說完告別的話又不舍地望著照片上的爸媽一會兒,才一步三回頭, 由著津北牽著自己朝出口走去。
身後漸遠的墓碑上, 照片中的兩人眉眼帶笑地注視著前方, 仿佛正望著那離開的兩道一高一低的背影, 空氣中縈繞著百合花的清香。

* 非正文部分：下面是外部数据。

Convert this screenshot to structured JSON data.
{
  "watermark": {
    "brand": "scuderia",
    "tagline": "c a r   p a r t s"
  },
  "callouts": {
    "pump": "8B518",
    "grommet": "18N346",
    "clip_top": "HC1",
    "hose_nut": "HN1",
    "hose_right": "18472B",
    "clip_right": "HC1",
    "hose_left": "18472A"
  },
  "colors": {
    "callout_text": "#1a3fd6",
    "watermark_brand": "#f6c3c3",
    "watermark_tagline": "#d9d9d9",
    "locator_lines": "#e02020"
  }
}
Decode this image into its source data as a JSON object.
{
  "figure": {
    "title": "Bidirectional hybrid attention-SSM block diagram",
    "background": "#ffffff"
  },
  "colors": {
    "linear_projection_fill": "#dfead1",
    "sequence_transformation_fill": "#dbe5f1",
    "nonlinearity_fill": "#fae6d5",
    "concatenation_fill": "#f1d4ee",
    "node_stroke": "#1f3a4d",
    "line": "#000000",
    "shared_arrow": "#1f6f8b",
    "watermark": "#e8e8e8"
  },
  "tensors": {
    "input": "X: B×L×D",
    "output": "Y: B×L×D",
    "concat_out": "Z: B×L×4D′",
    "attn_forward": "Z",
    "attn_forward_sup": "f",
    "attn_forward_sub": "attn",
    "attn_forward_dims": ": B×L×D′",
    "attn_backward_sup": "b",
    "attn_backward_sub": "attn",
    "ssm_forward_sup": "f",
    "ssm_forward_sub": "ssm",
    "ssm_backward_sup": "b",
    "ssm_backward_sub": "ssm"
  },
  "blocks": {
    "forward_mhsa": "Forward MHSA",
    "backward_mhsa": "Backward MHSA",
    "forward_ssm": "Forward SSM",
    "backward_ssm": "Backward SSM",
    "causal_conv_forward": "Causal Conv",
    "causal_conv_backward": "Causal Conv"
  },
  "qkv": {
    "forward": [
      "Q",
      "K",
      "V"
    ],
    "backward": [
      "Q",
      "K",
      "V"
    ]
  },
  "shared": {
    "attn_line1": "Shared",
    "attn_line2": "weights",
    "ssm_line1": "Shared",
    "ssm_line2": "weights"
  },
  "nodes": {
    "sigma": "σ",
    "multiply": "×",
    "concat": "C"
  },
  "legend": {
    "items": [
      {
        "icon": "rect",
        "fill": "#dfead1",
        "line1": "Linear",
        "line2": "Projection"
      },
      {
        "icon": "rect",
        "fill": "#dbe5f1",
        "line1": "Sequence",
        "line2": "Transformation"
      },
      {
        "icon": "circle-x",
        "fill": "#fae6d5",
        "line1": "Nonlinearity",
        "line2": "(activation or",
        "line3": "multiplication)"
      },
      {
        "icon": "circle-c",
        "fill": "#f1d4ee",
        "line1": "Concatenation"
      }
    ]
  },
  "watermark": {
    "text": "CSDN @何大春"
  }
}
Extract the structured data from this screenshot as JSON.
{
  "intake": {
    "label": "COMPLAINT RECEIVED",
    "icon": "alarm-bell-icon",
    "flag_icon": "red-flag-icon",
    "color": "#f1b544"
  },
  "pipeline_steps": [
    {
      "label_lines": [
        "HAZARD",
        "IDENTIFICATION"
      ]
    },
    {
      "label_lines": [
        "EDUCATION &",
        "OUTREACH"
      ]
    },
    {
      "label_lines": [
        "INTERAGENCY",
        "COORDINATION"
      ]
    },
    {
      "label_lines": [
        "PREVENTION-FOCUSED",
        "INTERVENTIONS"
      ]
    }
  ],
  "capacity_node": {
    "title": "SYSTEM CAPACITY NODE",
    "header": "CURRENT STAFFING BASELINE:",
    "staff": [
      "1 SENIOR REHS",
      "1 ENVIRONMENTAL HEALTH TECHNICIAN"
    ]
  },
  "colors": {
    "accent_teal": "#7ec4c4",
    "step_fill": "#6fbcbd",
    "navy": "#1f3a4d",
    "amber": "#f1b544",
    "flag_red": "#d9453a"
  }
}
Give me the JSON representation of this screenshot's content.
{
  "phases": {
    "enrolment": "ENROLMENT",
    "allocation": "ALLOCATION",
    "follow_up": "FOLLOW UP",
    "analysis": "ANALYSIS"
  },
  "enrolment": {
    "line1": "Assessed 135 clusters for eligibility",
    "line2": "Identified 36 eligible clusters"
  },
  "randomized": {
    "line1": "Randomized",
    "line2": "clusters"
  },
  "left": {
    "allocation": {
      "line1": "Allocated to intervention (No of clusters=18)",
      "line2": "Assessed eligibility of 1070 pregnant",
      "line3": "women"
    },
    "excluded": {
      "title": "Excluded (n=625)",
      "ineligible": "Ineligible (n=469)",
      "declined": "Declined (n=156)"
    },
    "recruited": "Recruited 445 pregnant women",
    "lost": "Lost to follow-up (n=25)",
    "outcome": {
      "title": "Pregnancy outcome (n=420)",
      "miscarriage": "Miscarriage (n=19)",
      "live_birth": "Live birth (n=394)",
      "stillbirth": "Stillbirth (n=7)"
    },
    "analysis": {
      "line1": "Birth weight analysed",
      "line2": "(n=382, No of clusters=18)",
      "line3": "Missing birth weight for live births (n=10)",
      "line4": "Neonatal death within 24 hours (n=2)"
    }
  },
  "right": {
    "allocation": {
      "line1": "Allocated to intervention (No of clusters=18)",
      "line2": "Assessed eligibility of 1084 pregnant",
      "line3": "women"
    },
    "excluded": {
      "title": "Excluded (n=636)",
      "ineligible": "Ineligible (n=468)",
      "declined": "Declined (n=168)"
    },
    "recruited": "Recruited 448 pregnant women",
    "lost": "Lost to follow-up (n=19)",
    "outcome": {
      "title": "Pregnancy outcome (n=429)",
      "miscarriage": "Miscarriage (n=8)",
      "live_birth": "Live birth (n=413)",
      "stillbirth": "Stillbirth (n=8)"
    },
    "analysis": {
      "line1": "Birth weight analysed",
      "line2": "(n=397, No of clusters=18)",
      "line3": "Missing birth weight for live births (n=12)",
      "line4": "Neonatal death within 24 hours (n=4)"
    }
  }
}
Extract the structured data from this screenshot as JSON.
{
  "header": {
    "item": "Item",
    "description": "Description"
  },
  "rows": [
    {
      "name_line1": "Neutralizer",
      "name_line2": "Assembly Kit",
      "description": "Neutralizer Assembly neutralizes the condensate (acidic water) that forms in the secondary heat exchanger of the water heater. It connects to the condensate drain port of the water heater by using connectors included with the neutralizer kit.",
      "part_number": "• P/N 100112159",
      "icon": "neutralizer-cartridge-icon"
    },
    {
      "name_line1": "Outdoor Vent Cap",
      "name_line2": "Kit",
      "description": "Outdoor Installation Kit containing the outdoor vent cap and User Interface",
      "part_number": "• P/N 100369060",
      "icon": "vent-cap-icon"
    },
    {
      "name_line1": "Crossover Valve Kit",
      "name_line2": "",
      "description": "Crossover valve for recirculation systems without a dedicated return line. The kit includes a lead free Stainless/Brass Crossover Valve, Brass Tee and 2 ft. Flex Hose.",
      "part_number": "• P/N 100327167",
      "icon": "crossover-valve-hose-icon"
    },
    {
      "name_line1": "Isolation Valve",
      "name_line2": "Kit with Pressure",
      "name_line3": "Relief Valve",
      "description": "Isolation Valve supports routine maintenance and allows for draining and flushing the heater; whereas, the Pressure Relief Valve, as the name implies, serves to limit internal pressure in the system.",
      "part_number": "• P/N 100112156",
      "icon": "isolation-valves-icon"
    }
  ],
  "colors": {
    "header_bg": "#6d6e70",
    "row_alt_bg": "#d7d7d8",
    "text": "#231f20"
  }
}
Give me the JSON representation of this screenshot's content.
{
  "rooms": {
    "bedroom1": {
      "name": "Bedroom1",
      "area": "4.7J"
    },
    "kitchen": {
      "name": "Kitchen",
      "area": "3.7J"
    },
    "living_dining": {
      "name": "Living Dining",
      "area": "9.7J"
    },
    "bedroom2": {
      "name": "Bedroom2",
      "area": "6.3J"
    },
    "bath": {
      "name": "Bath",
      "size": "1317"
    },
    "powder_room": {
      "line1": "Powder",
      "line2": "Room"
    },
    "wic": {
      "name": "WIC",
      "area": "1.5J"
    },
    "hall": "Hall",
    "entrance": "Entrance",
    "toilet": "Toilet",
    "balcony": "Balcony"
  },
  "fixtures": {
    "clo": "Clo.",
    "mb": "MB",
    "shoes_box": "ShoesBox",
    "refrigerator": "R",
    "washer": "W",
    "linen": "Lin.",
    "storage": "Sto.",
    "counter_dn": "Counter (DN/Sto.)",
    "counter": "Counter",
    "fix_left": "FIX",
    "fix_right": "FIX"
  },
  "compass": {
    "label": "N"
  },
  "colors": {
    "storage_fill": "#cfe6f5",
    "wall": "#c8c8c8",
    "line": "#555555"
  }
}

長長的石階向下蜿蜒, 舒湄像只小兔子蹦蹦跳跳地往下走去,男人低沉中帶著寵溺的聲音在身旁響起。
“乖, 好好走路, 小心把腳扭到。”
她搖搖頭, 衝著男人俏皮地說到。“才不會”
“啊”話音未落,伴隨而來的是一聲短暫而急促的低呼,女孩兒整個人已經俯子,疼的皺起了眉頭。
傅津北還握著她的一隻手,忙扶住阿湄的身子,急急問到。“腳扭了”
“嗯。”
他立刻屈膝蹲下,拿開她捂在腳背的手,仔細查看了一番。
舒湄今天穿著一雙敞口的單鞋,大片白皙的肌膚暴露在空氣中,那原本瑩白的腳背正微微腫起,泛著微紅。
只是輕輕用指腹觸碰了下,女孩兒疼的抽氣,小腿顫了顫。
他抬起頭,對上那雙烏亮的眸子。
舒湄抿了抿唇,背著手腦袋低垂地站在他面前,如同做壞事的孩子,在等待家長的批評與責備,她弱弱地開口。
“阿湄錯了”
回應自己的卻是一聲充滿無奈的嘆息,緊跟著身體一輕,整個人已經被攔腰抱起,她還在發愣,男人低沉的聲音從頭頂傳來。
“摟住我。”
她忙伸手,圈住了他的脖子。
從上面下來,走到停車的位置大約五分鐘,傅津北打開車門將女孩兒放到副駕駛座位上,再去查看她的腳時,那腳背已經很明顯地高高聳起。
他定定地望著她的腳,沉默了幾秒,眼裡滿滿的心疼。喉結滾動了兩下隨後抬起眼,眉目微沉地看著她,低聲問到。
“疼嗎”
舒湄點點頭,可憐巴巴地回答。“疼的。
“以後還調皮嗎”
額頭被人輕輕彈了一下,她摸了摸那處,像只被去了爪的調皮貓咪,神情懨懨。
“不了”
傅津北嘆了嘆氣,彎腰給她系好安全帶,這才起身關上車門大步繞向另一側。